J Trauma Acute Care Surg. 2026 Apr 1;100(4):595-604. doi: 10.1097/TA.0000000000004883. Epub 2026 Jan 9.
ABSTRACT
INTRODUCTION: Equity is the “sixth domain” of health care quality but is not explicitly assessed by the American College of Surgeons Trauma Quality Improvement Program (TQIP). We sought to assess equitable outcomes within hospitals for populations that experience health disparities.
METHODS: Retrospective analysis of 2018-2020 TQIP data from Level 1/2 trauma centers (TCs). Following TQIP methodology, we applied multivariable logistic regression to calculate hospital-level risk-adjusted mortality and observed versus expected (O/E) in-hospital mortality ratios to identify low- (O/E, 95% confidence interval <1), average-, and high-mortality (O/E, 95% confidence interval >1) TCs. Using stratified analyses, we evaluated within-hospital equity by race (Black vs. Non-Hispanic White), ethnicity (Hispanic vs. Non-Hispanic White), and insurance (uninsured, Medicaid vs. commercial) by assessing concordance with advantaged reference group and presence of low-mortality gap (<5% difference).

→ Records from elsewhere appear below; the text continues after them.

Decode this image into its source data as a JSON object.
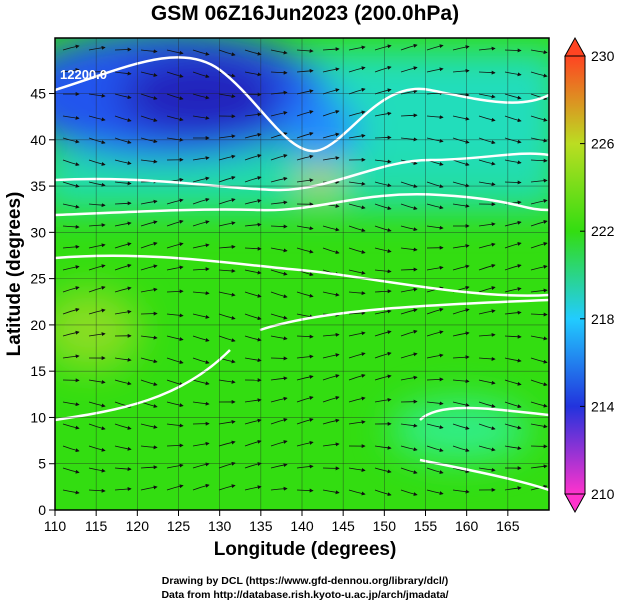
{
  "chart_data": {
    "type": "heatmap",
    "title": "GSM 06Z16Jun2023 (200.0hPa)",
    "xlabel": "Longitude (degrees)",
    "ylabel": "Latitude  (degrees)",
    "xlim": [
      110,
      170
    ],
    "ylim": [
      0,
      51
    ],
    "xticks": [
      110,
      115,
      120,
      125,
      130,
      135,
      140,
      145,
      150,
      155,
      160,
      165
    ],
    "yticks": [
      0,
      5,
      10,
      15,
      20,
      25,
      30,
      35,
      40,
      45
    ],
    "grid": true,
    "colorbar": {
      "lim": [
        210,
        230
      ],
      "ticks": [
        210,
        214,
        218,
        222,
        226,
        230
      ],
      "colors": [
        "#ff33cc",
        "#2233dd",
        "#22ccff",
        "#33dd11",
        "#bbdd22",
        "#ff4422"
      ]
    },
    "contour_labels": [
      "12200.0"
    ],
    "footer": [
      "Drawing by DCL (https://www.gfd-dennou.org/library/dcl/)",
      "Data from http://database.rish.kyoto-u.ac.jp/arch/jmadata/"
    ]
  }
}
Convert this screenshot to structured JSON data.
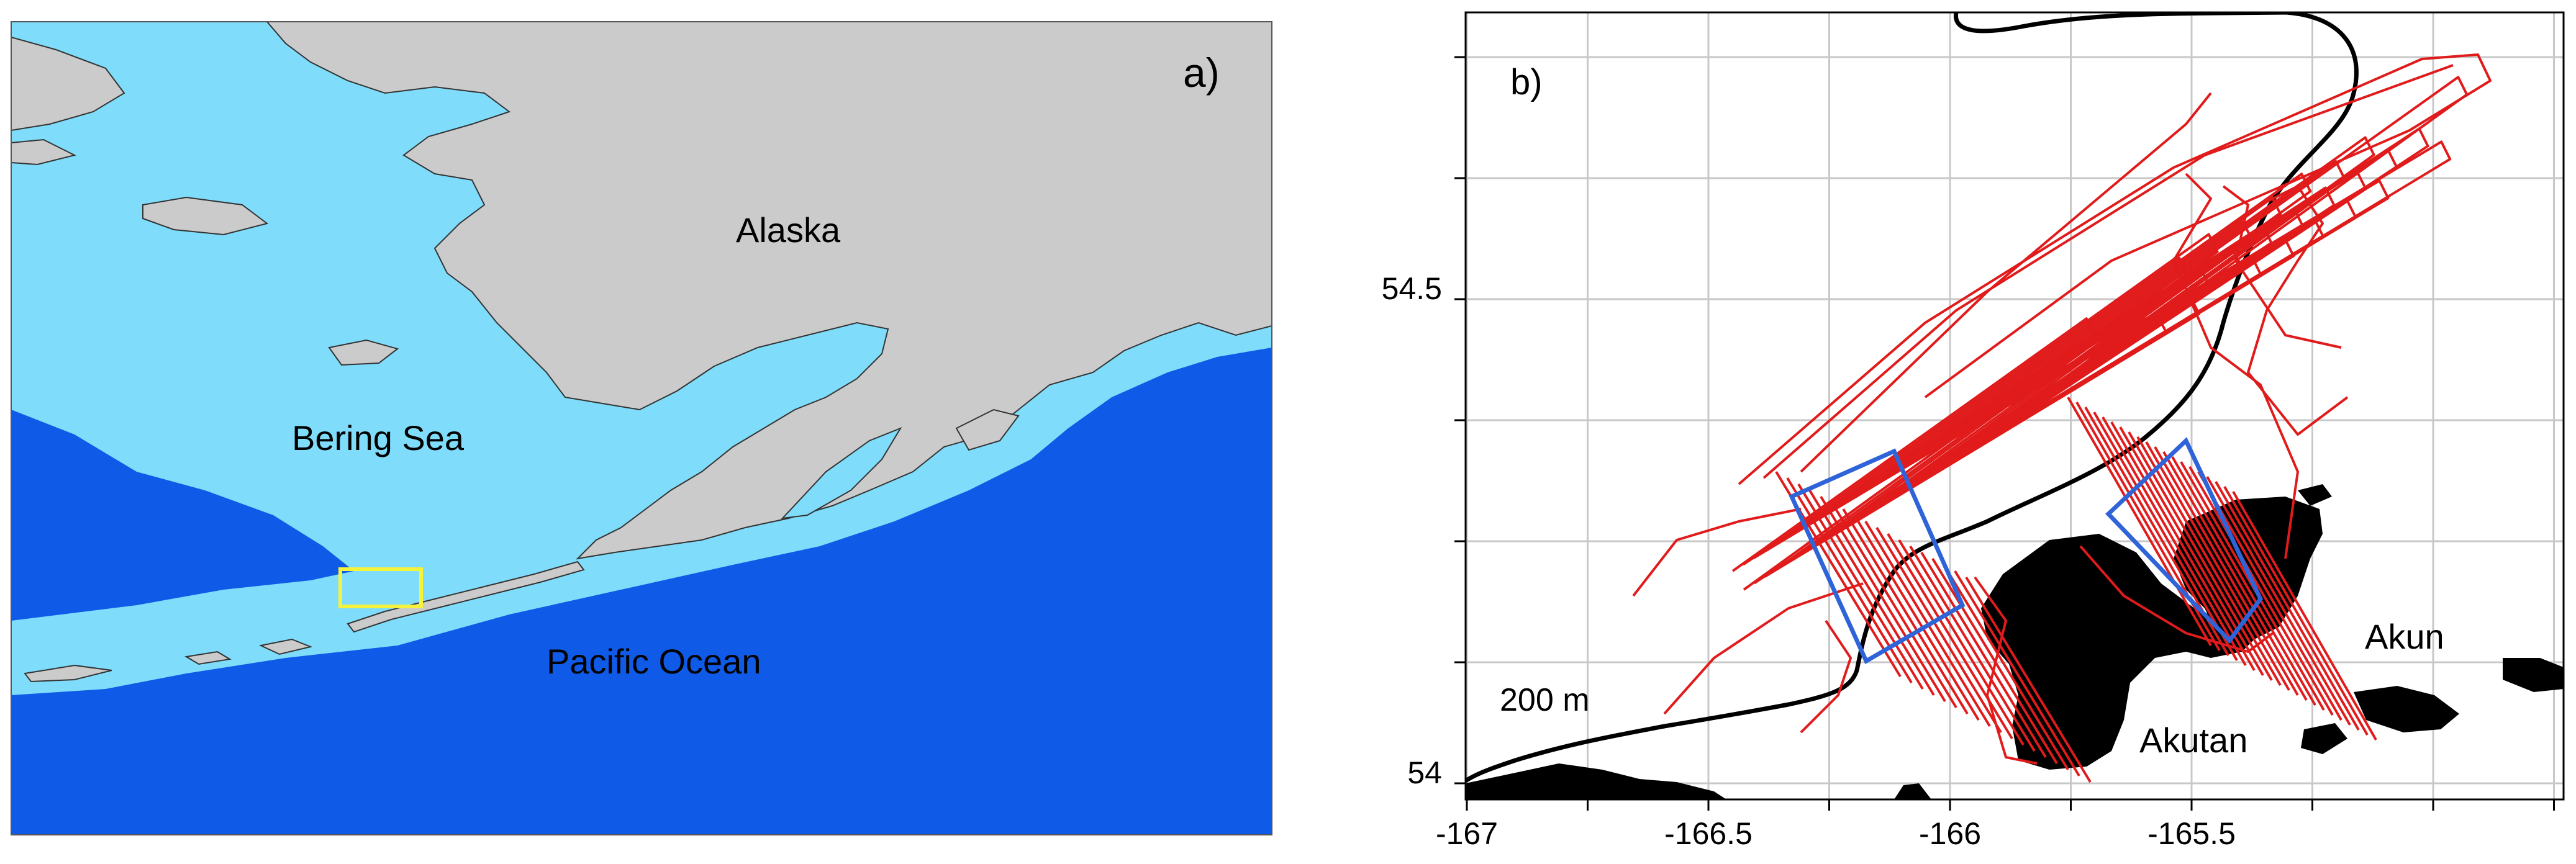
{
  "panel_a": {
    "label": "a)",
    "places": {
      "alaska": "Alaska",
      "bering_sea": "Bering Sea",
      "pacific_ocean": "Pacific Ocean"
    },
    "colors": {
      "land": "#cbcbcb",
      "shelf": "#7fdcfb",
      "deep_ocean": "#0f5ae6",
      "study_box": "#f4f23a"
    }
  },
  "panel_b": {
    "label": "b)",
    "isobath_label": "200 m",
    "islands": {
      "akun": "Akun",
      "akutan": "Akutan"
    },
    "x_ticks": [
      "-167",
      "-166.5",
      "-166",
      "-165.5"
    ],
    "y_ticks": [
      "54.5",
      "54"
    ],
    "x_range": [
      -167,
      -165.1
    ],
    "y_range": [
      53.97,
      54.8
    ],
    "grid": true,
    "colors": {
      "tracks": "#e11b1b",
      "boxes": "#2f63d8",
      "land": "#000000",
      "isobath": "#000000",
      "grid": "#c8c8c8"
    }
  }
}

RESULTS: We analyzed 892,583 patients at 384 TCs. A total of 192 hospitals (50%) were classified as “low-mortality” (median O/E, 0.85 [0.76-0.93]), 22 (5.7%) as average, and 170 (44.3%) as “high-mortality” (median O/E, 1.13 [1.06-1.22]). Low-mortality TCs treated a higher proportion of White patients (75% vs. 68%) and blunt injuries (95% vs. 93%), with higher Medicaid population (43% vs. 35%) relative to high-mortality hospitals. In stratified analyses among low-mortality TCs, only 4 (2.1%) of hospitals satisfied both equity criteria for their Black patients, 10 (5.2%) for Hispanic patients, 14 (7.3%) for Medicaid patients, and 6 (3.1%) for uninsured patients.
CONCLUSION: A minority of low-mortality TCs achieve equitable outcomes, with both minoritized and socioeconomically vulnerable populations affected. Such inequities are masked in quality improvement reports of total populations. Equity measures including stratified analyses should be incorporated into standard quality improvement reports to inform hospital-level initiatives and purposefully improve care for populations that experience health disparities.
LEVEL OF EVIDENCE: Prognostic and Epidemiologic; Level III.